Randy Gregory started his 21-day IR practice window Wednesday with the possibility of returning to the lineup as early as this Sunday at Washington.
And Micah Parsons has been the constant force for all 12 games, emerging as the NFL's most dynamic rookie defensive player.
Finally, the Cowboys' top three pass rushers are back together on the field -- just in time for the critical December stretch run.
"It's scary. The three-headed monster, you could say," Parsons said. "It's going to be exciting to all play together, but I think that's the great part about having a good practice week. You've got an opportunity to learn how to all play with each other.
"We played with each other one time all year, so all week in practice and early on in practice, just kind of worked on timing and things like that, just to kind get back to used to being around each other. Once we get that stuff down, I think we're going to be really good."
Parsons is right. He, Gregory and Lawrence have barely played together this season -- only 28 snaps, all in the opener against Tampa Bay, according to defensive coordinator Dan Quinn.
Lawrence broke his foot during a practice drill in Week 2 and missed the next 10 games following surgery.
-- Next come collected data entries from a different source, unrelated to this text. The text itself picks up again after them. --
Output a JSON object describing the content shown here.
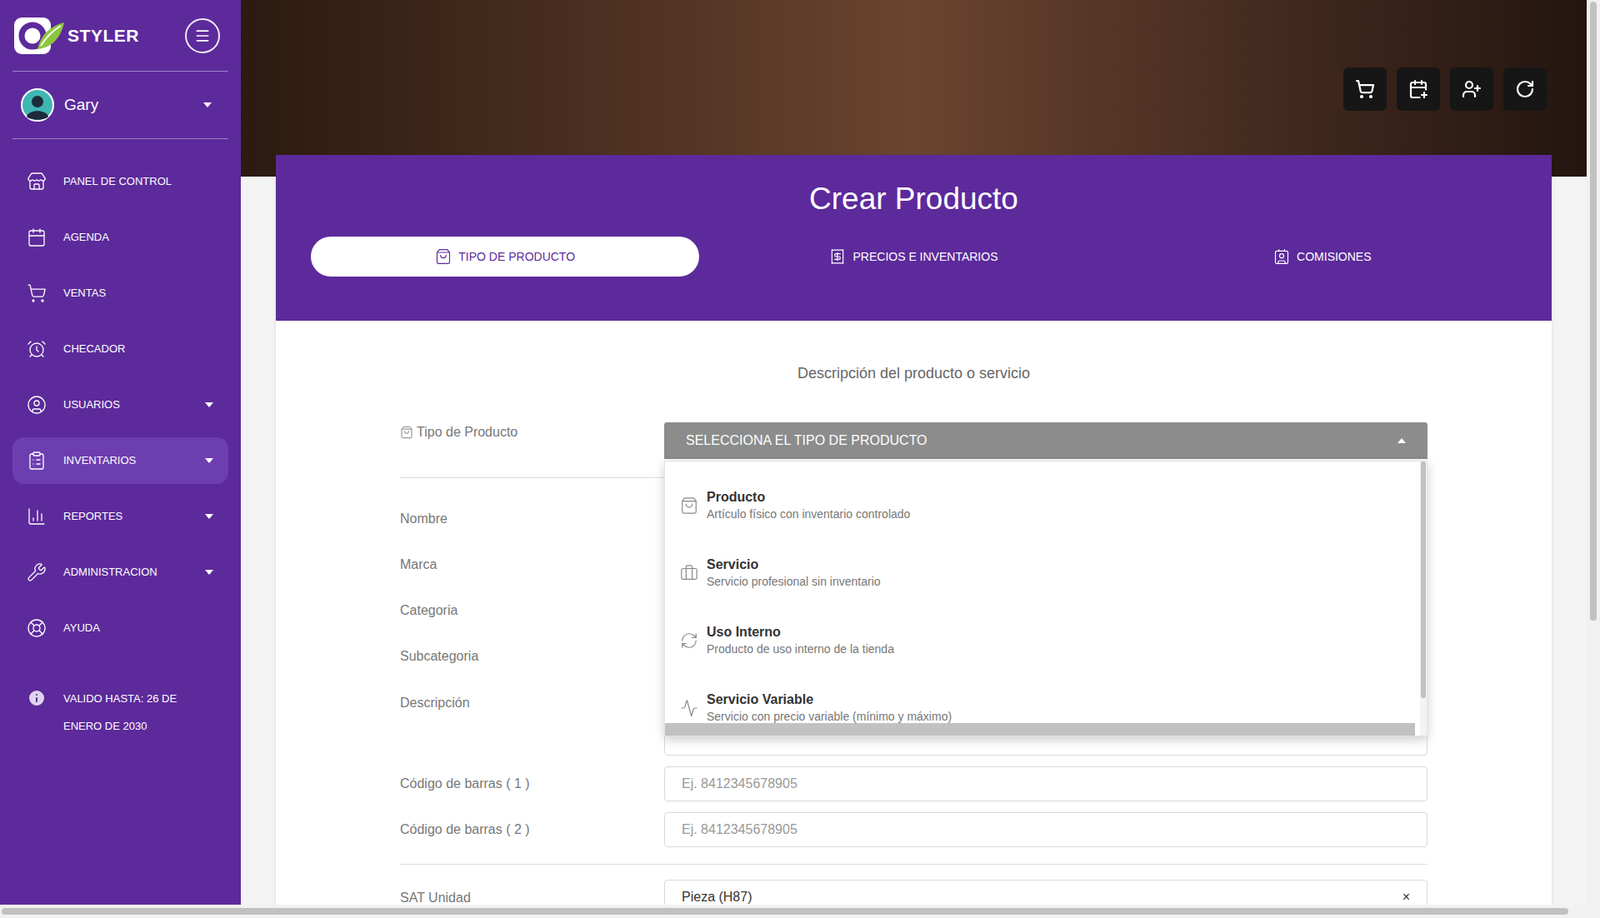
{
  "app": {
    "name": "STYLER"
  },
  "user": {
    "name": "Gary",
    "expanded": false
  },
  "sidebar": {
    "items": [
      {
        "label": "PANEL DE CONTROL",
        "expandable": false,
        "selected": false
      },
      {
        "label": "AGENDA",
        "expandable": false,
        "selected": false
      },
      {
        "label": "VENTAS",
        "expandable": false,
        "selected": false
      },
      {
        "label": "CHECADOR",
        "expandable": false,
        "selected": false
      },
      {
        "label": "USUARIOS",
        "expandable": true,
        "selected": false
      },
      {
        "label": "INVENTARIOS",
        "expandable": true,
        "selected": true
      },
      {
        "label": "REPORTES",
        "expandable": true,
        "selected": false
      },
      {
        "label": "ADMINISTRACION",
        "expandable": true,
        "selected": false
      },
      {
        "label": "AYUDA",
        "expandable": false,
        "selected": false
      }
    ],
    "license": "VALIDO HASTA: 26 DE ENERO DE 2030"
  },
  "form": {
    "title": "Crear Producto",
    "tabs": [
      {
        "label": "TIPO DE PRODUCTO",
        "selected": true
      },
      {
        "label": "PRECIOS E INVENTARIOS",
        "selected": false
      },
      {
        "label": "COMISIONES",
        "selected": false
      }
    ],
    "subtitle": "Descripción del producto o servicio",
    "type_select": {
      "label": "Tipo de Producto",
      "placeholder": "SELECCIONA EL TIPO DE PRODUCTO",
      "expanded": true,
      "options": [
        {
          "title": "Producto",
          "description": "Artículo físico con inventario controlado"
        },
        {
          "title": "Servicio",
          "description": "Servicio profesional sin inventario"
        },
        {
          "title": "Uso Interno",
          "description": "Producto de uso interno de la tienda"
        },
        {
          "title": "Servicio Variable",
          "description": "Servicio con precio variable (mínimo y máximo)"
        }
      ]
    },
    "fields": [
      {
        "label": "Nombre",
        "kind": "input",
        "placeholder": ""
      },
      {
        "label": "Marca",
        "kind": "input",
        "placeholder": ""
      },
      {
        "label": "Categoria",
        "kind": "input",
        "placeholder": ""
      },
      {
        "label": "Subcategoria",
        "kind": "input",
        "placeholder": ""
      },
      {
        "label": "Descripción",
        "kind": "textarea",
        "placeholder": ""
      },
      {
        "label": "Código de barras ( 1 )",
        "kind": "input",
        "placeholder": "Ej. 8412345678905"
      },
      {
        "label": "Código de barras ( 2 )",
        "kind": "input",
        "placeholder": "Ej. 8412345678905"
      }
    ],
    "sat_unit": {
      "label": "SAT Unidad",
      "value": "Pieza (H87)",
      "clear": "×"
    }
  }
}
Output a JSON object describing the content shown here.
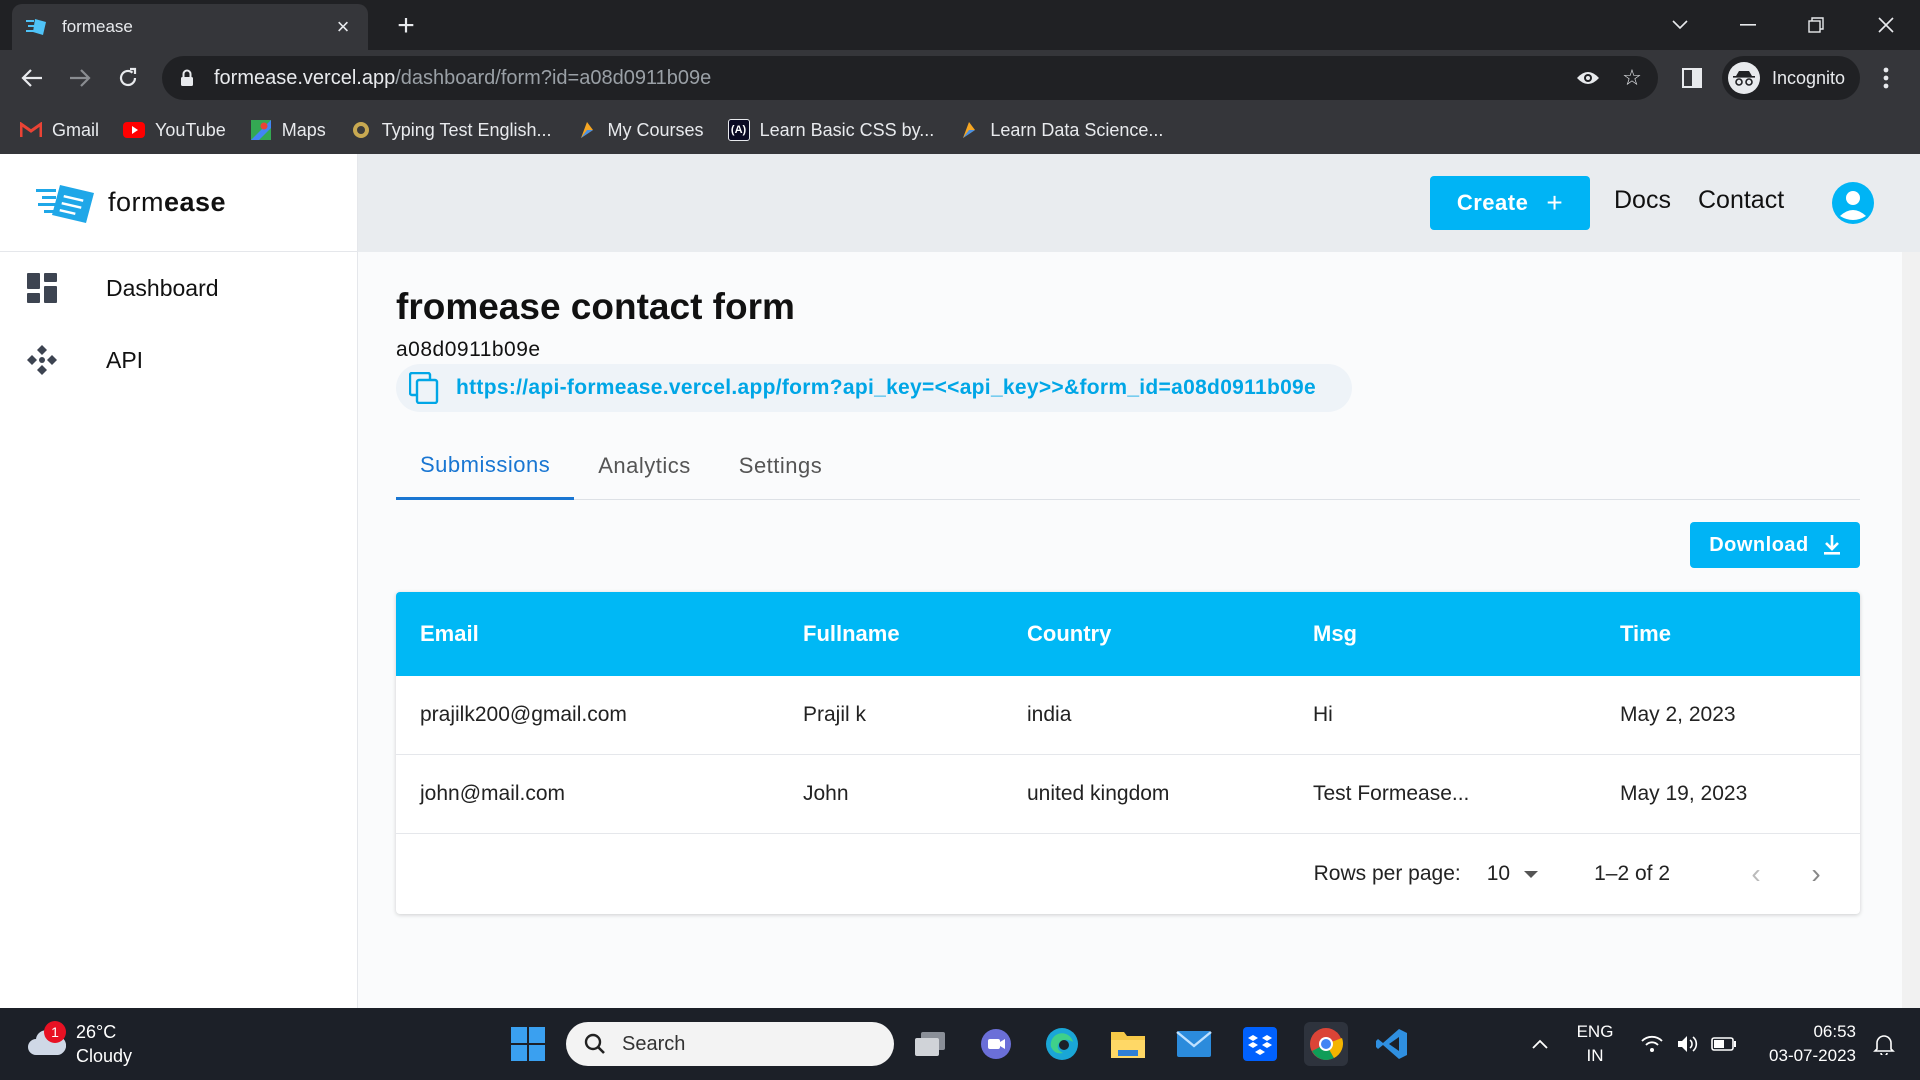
{
  "browser": {
    "tab_title": "formease",
    "url_host": "formease.vercel.app",
    "url_path": "/dashboard/form?id=a08d0911b09e",
    "profile_label": "Incognito",
    "bookmarks": [
      {
        "label": "Gmail",
        "icon": "gmail-icon"
      },
      {
        "label": "YouTube",
        "icon": "youtube-icon"
      },
      {
        "label": "Maps",
        "icon": "maps-icon"
      },
      {
        "label": "Typing Test English...",
        "icon": "typing-test-icon"
      },
      {
        "label": "My Courses",
        "icon": "courses-icon"
      },
      {
        "label": "Learn Basic CSS by...",
        "icon": "freecodecamp-icon"
      },
      {
        "label": "Learn Data Science...",
        "icon": "data-science-icon"
      }
    ]
  },
  "app": {
    "brand_light": "form",
    "brand_bold": "ease",
    "sidebar": [
      {
        "label": "Dashboard",
        "icon": "dashboard-icon"
      },
      {
        "label": "API",
        "icon": "api-icon"
      }
    ],
    "topbar": {
      "create_label": "Create",
      "docs_label": "Docs",
      "contact_label": "Contact"
    },
    "form": {
      "title": "fromease contact form",
      "id": "a08d0911b09e",
      "api_url": "https://api-formease.vercel.app/form?api_key=<<api_key>>&form_id=a08d0911b09e"
    },
    "tabs": [
      "Submissions",
      "Analytics",
      "Settings"
    ],
    "download_label": "Download",
    "table": {
      "columns": [
        "Email",
        "Fullname",
        "Country",
        "Msg",
        "Time"
      ],
      "rows": [
        [
          "prajilk200@gmail.com",
          "Prajil k",
          "india",
          "Hi",
          "May 2, 2023"
        ],
        [
          "john@mail.com",
          "John",
          "united kingdom",
          "Test Formease...",
          "May 19, 2023"
        ]
      ]
    },
    "pagination": {
      "rows_per_page_label": "Rows per page:",
      "rows_per_page": "10",
      "range": "1–2 of 2"
    },
    "colors": {
      "accent": "#00b4f5",
      "tab_active": "#1976d2"
    }
  },
  "taskbar": {
    "weather_temp": "26°C",
    "weather_desc": "Cloudy",
    "weather_badge": "1",
    "search_placeholder": "Search",
    "lang_top": "ENG",
    "lang_bottom": "IN",
    "time": "06:53",
    "date": "03-07-2023"
  }
}
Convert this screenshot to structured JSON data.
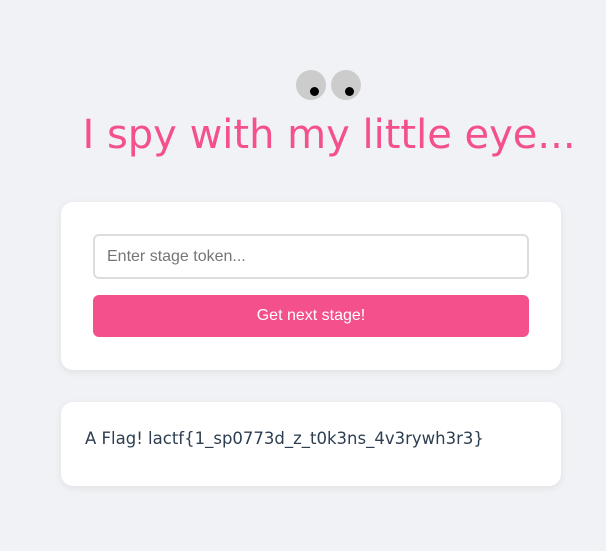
{
  "header": {
    "title": "I spy with my little eye..."
  },
  "form": {
    "token_placeholder": "Enter stage token...",
    "token_value": "",
    "submit_label": "Get next stage!"
  },
  "result": {
    "message": "A Flag! lactf{1_sp0773d_z_t0k3ns_4v3rywh3r3}"
  },
  "colors": {
    "accent": "#f4508b",
    "background": "#f0f2f5",
    "card": "#ffffff",
    "text": "#2c3e50"
  }
}
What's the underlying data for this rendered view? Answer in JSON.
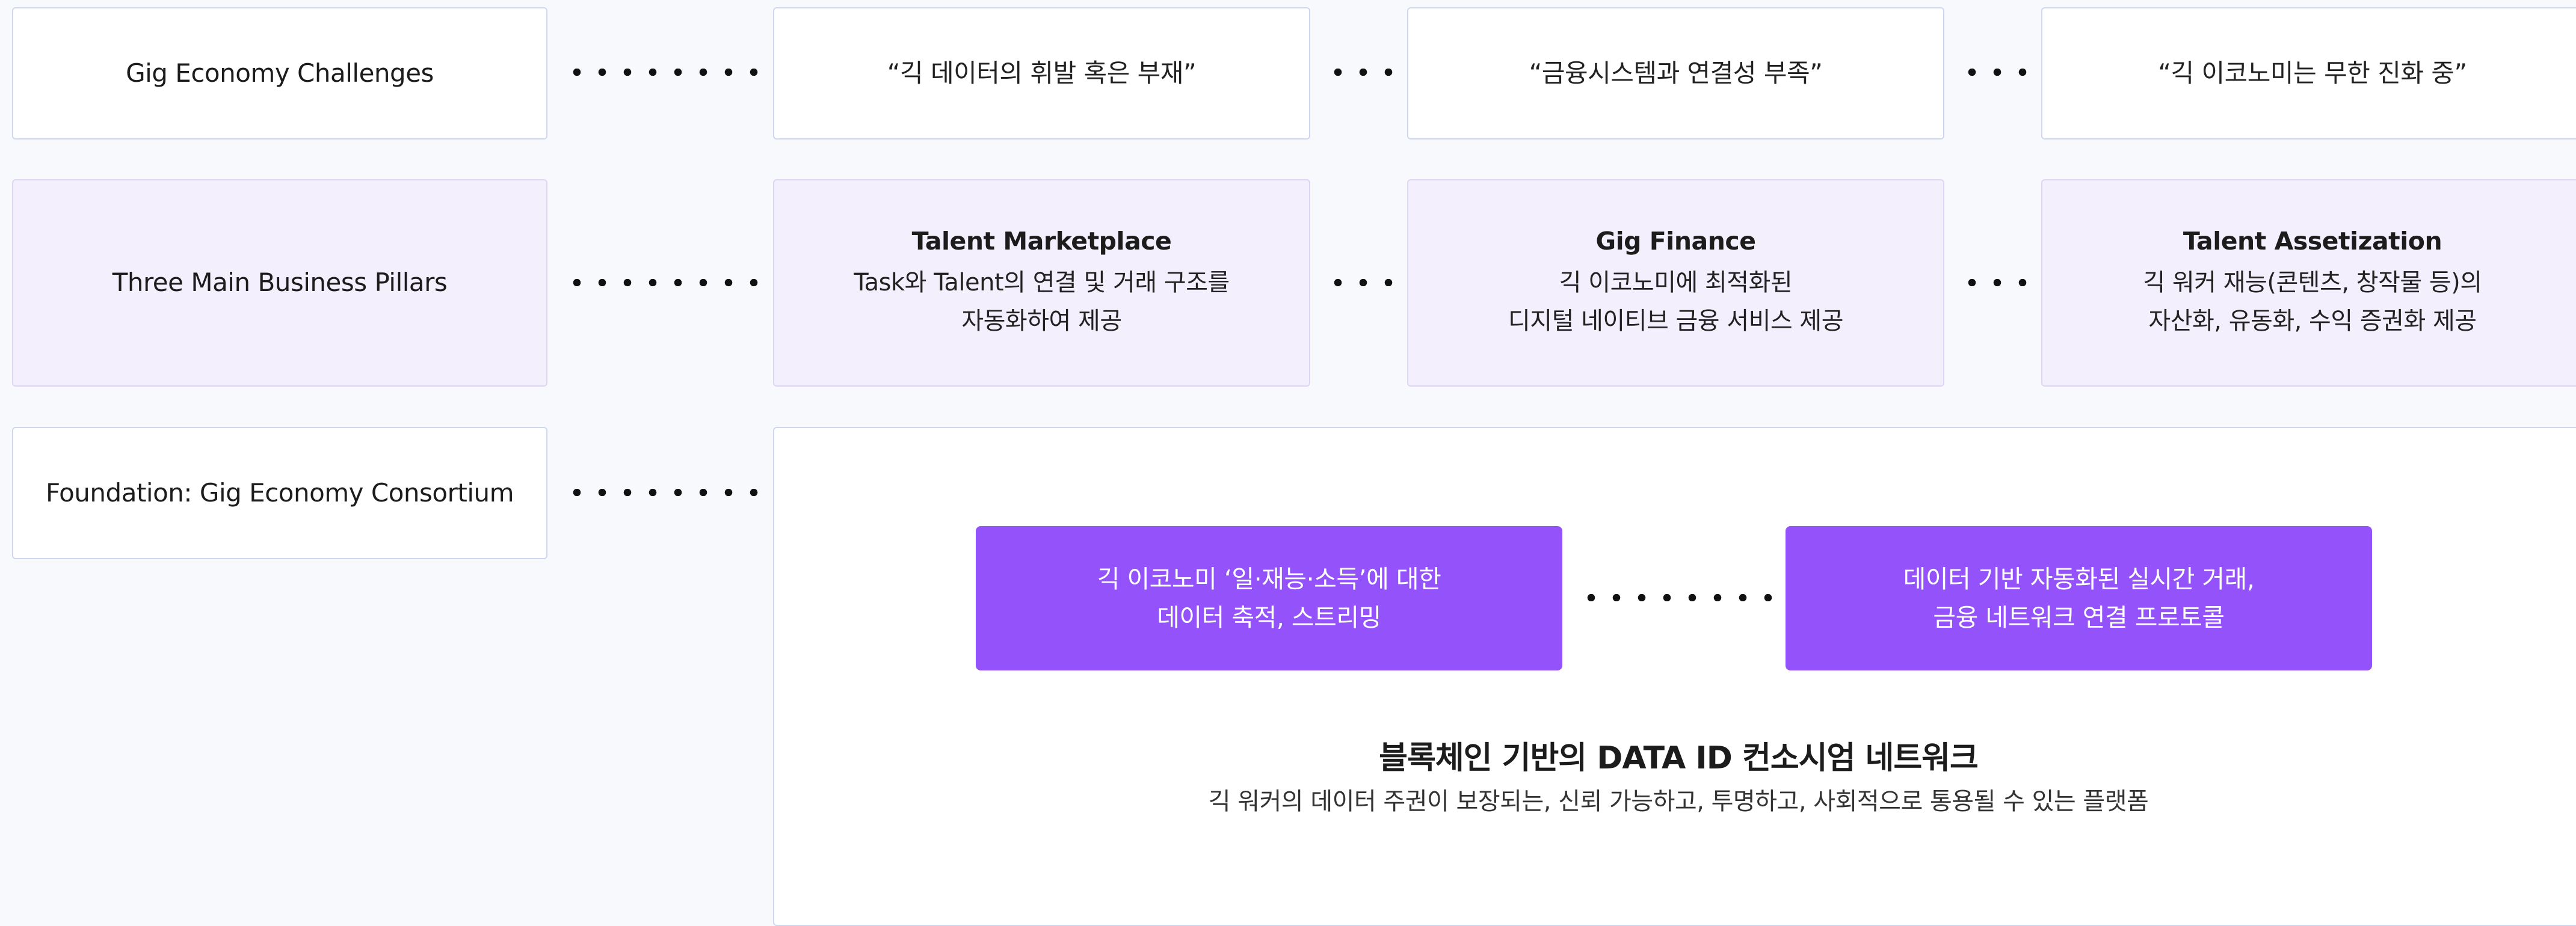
{
  "rows": {
    "challenges": {
      "label": "Gig Economy Challenges",
      "items": [
        "“긱 데이터의 휘발 혹은 부재”",
        "“금융시스템과 연결성 부족”",
        "“긱 이코노미는 무한 진화 중”"
      ]
    },
    "pillars": {
      "label": "Three Main Business Pillars",
      "items": [
        {
          "title": "Talent Marketplace",
          "lines": [
            "Task와 Talent의 연결 및 거래 구조를",
            "자동화하여 제공"
          ]
        },
        {
          "title": "Gig Finance",
          "lines": [
            "긱 이코노미에 최적화된",
            "디지털 네이티브 금융 서비스 제공"
          ]
        },
        {
          "title": "Talent Assetization",
          "lines": [
            "긱 워커 재능(콘텐츠, 창작물 등)의",
            "자산화, 유동화, 수익 증권화 제공"
          ]
        }
      ]
    },
    "foundation": {
      "label": "Foundation: Gig Economy Consortium",
      "blocks": [
        [
          "긱 이코노미 ‘일·재능·소득’에 대한",
          "데이터 축적, 스트리밍"
        ],
        [
          "데이터 기반 자동화된 실시간 거래,",
          "금융 네트워크 연결 프로토콜"
        ]
      ],
      "network_title": "블록체인 기반의 DATA ID 컨소시엄 네트워크",
      "network_subtitle": "긱 워커의 데이터 주권이 보장되는, 신뢰 가능하고, 투명하고, 사회적으로 통용될 수 있는 플랫폼"
    }
  },
  "colors": {
    "background": "#f8f9fd",
    "box_border": "#cfd6ef",
    "pillar_fill": "#f3effd",
    "accent_purple": "#9452fb"
  }
}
Gregory (5.0 sacks in seven games) sat out Week 2 at the Chargers because of COVID protocols and has been on IR with a calf injury the past three games.
In their absence, Parsons has brought stability to the pass rush as a part-time defensive end, part-time linebacker. His team-best 10 sacks are tied for eighth in the NFL and fast approaching Jevon Kearse's NFL rookie record.
"I'll certainly be looking forward to getting Randy and Micah and Law all together," Quinn said Monday. "I think if you had told me the three of those would have been together on the field for only 28 snaps heading into whatever it is, Week 14, that's not going to go good. But at the end of it, having guys play multiple roles and doing different things, I think that only adds value to what you're doing. We'll continue to add to the package with those guys."
Defensive tackle Neville Gallimore is also close to returning from an elbow dislocation that sidelined him all 12 games. And defensive tackle Trysten Hill is back from a one-game NFL suspension.
A full-strength defensive line will make everyone's individual jobs easier.
"When you have five dominant rushers up front, it's hard to send chips, it's hard to slide the whole line," said Lawrence, who was productive in 37 snaps against the Saints. "Now it's basically five up protection – one-on-ones. That's where I'm most comfortable at, with the one-one-ones. Because in all honesty I feel like no man in this world can beat me one-on-one, and that's how I approach life. Having those guys out there, man, it's a blessing to me – but also, having me out there is a blessing to them."
Where everybody lines up in Quinn's system remains to seen. The key, Parsons said, is practice time together, learning each other's strengths and figuring out the best way to defend the upcoming quarterbacks on the schedule, starting with Washington's Taylor Heinicke.
"Everybody's been excited about it, but at the end of the day you've got to work at it," Parsons said. "You've got to learn how to fit us all in at the same time and you've got to figure out how we're going to play and how we're going to create those challenges and mismatches."
"We've just got to find those details to make the offense think and work. We've just got to get the job done."